The line of questioning by ‘friends’ of the committees is rehearsed. It is intended to shield the people being grilled. The friends have strategies, developed over time, for extortion. They know there is a consideration for protecting the ‘suspect’ from rare wolfish interrogation.
There were times, and those days are still abroad, when steak-holders would take public watchdogs with diverted attention to the Coast. There they would have an official and a private mission: Official would be to brainstorm over a report, say on tobacco advertising.
Privately, they would be feeding on crumbs from the tables of unscrupulous industry hawks. There are images of fattened, sand-covered MPs yodelling at five-star tourist resorts. They go down there to build the nation in their own way.
In a society and age when image is everything, anything goes to sustain a sense of arrival. Once you elect MPs, or parties rig in one, they have to adjust to their new status. They change schools for their children, from public to classy private institutions. Some marry more wives. Some put sidekicks on regular retainers. Some increase the frequency of sampling passion and lust on Koinange Street and other pleasure points. They change eating and drinking out habits.
They acquire better houses in peer-rated suburbs. They book better cars. They style up their dressing. These require money, much more than the Sh1 million they get through Parliament.

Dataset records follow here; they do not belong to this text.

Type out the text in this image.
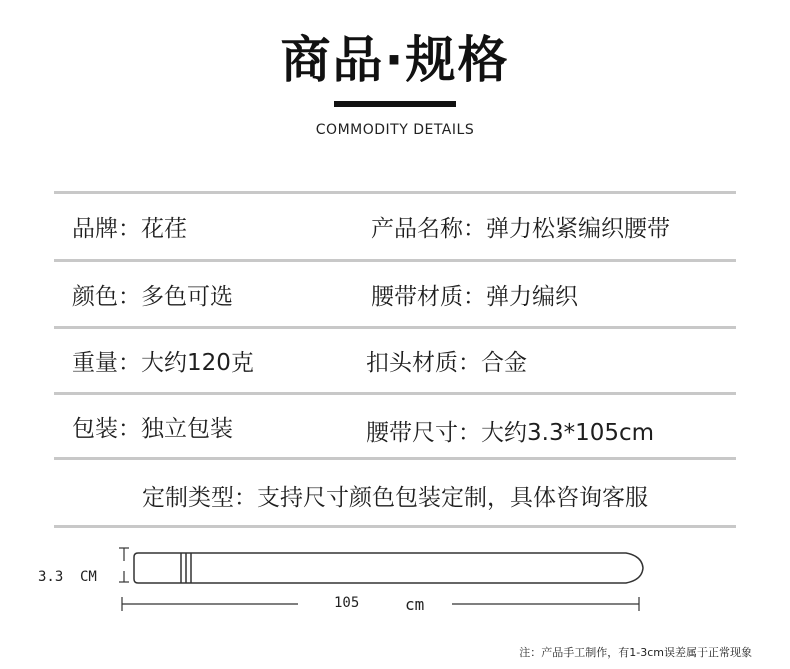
商品·规格
COMMODITY DETAILS
品牌：花荏	产品名称：弹力松紧编织腰带
颜色：多色可选	腰带材质：弹力编织
重量：大约120克	扣头材质：合金
包装：独立包装	腰带尺寸：大约3.3*105cm
定制类型：支持尺寸颜色包装定制，具体咨询客服
3.3 CM
105	cm
注：产品手工制作，有1-3cm误差属于正常现象
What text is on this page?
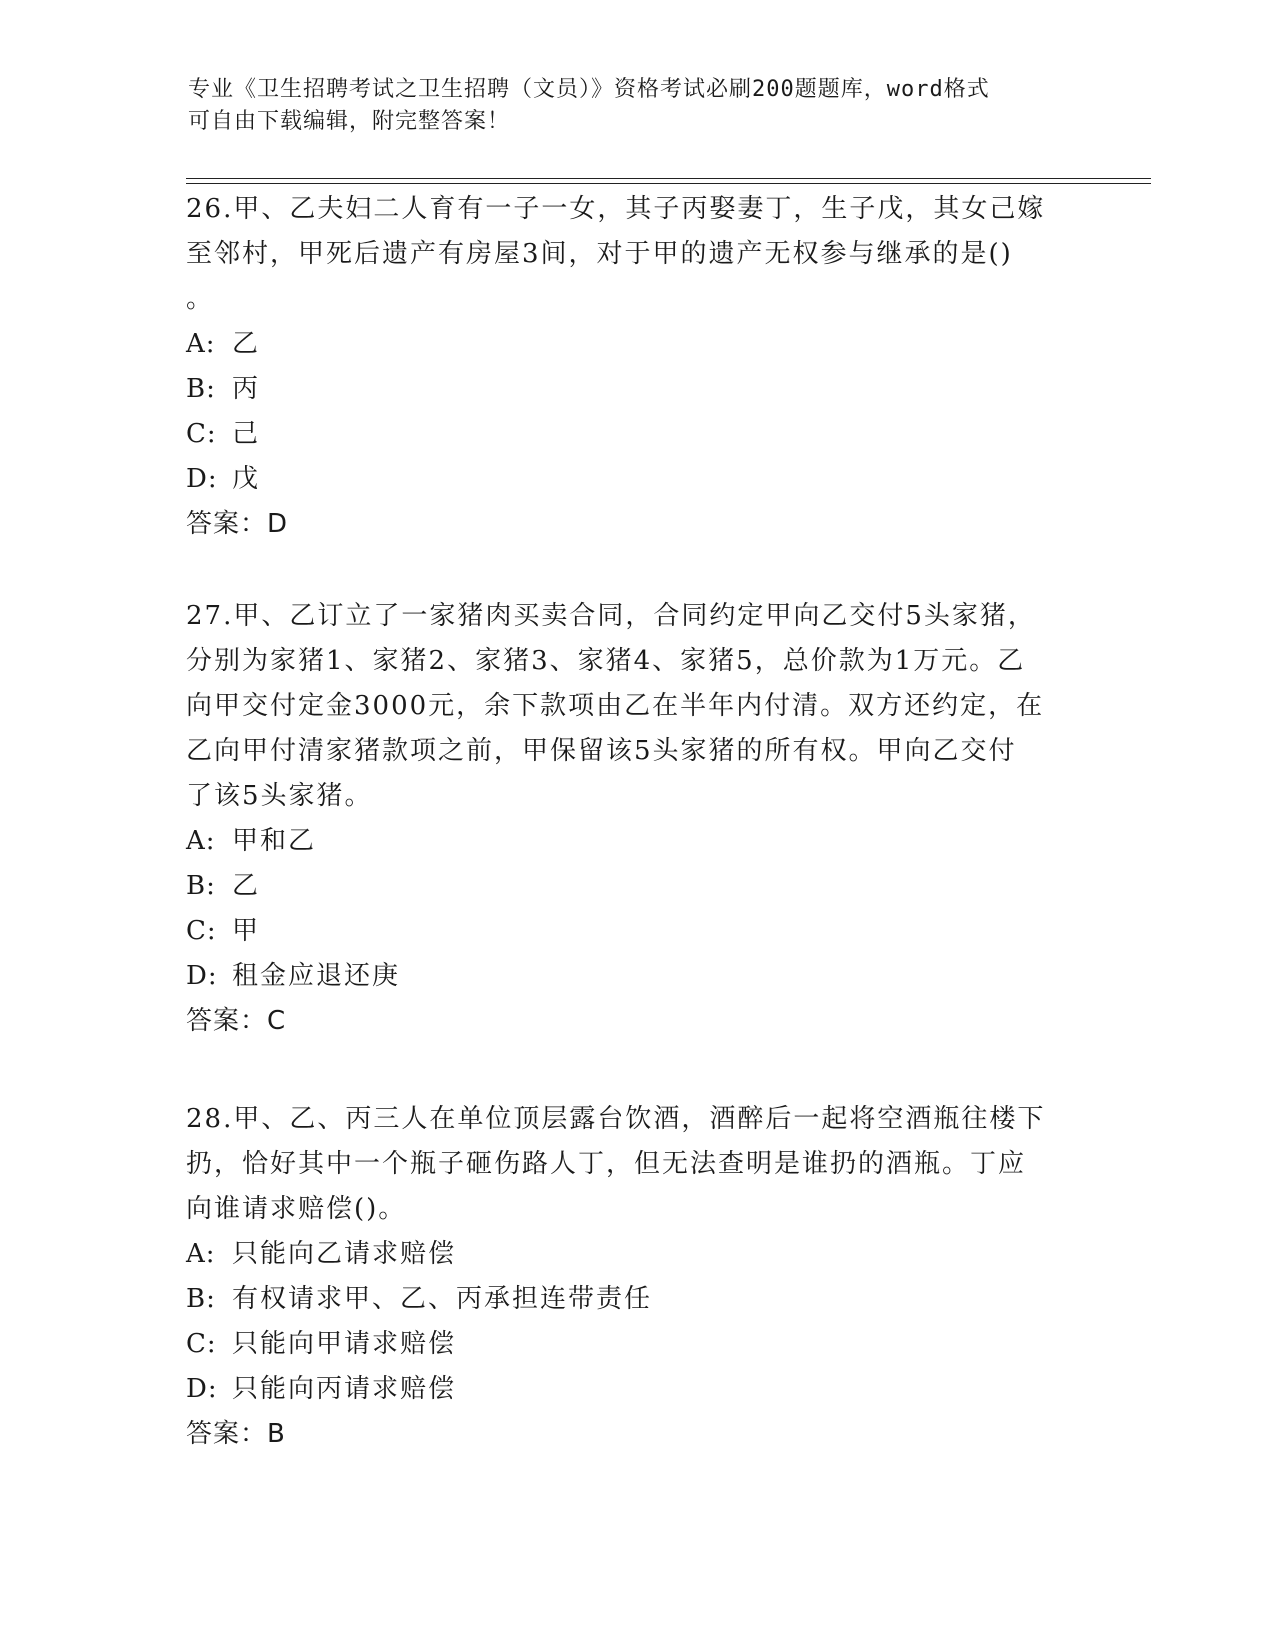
专业《卫生招聘考试之卫生招聘（文员）》资格考试必刷200题题库，word格式
可自由下载编辑，附完整答案！
26.甲、乙夫妇二人育有一子一女，其子丙娶妻丁，生子戊，其女己嫁
至邻村，甲死后遗产有房屋3间，对于甲的遗产无权参与继承的是()
。
A: 乙
B: 丙
C: 己
D: 戊
答案：D
27.甲、乙订立了一家猪肉买卖合同，合同约定甲向乙交付5头家猪，
分别为家猪1、家猪2、家猪3、家猪4、家猪5，总价款为1万元。乙
向甲交付定金3000元，余下款项由乙在半年内付清。双方还约定，在
乙向甲付清家猪款项之前，甲保留该5头家猪的所有权。甲向乙交付
了该5头家猪。
A: 甲和乙
B: 乙
C: 甲
D: 租金应退还庚
答案：C
28.甲、乙、丙三人在单位顶层露台饮酒，酒醉后一起将空酒瓶往楼下
扔，恰好其中一个瓶子砸伤路人丁，但无法查明是谁扔的酒瓶。丁应
向谁请求赔偿()。
A: 只能向乙请求赔偿
B: 有权请求甲、乙、丙承担连带责任
C: 只能向甲请求赔偿
D: 只能向丙请求赔偿
答案：B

Worse, the public expects handouts from MPs as a matter of course. Then there are assorted weekly harambees. And MPs need money to fund the next election. You may blame society as well for expecting too much from newly arrived people of class.
You may also blame MPs for falling into the impression trap. Also, blame ordinary voters who associate elective leadership with acquisition and handouts. Time is overdue for new leadership ethos.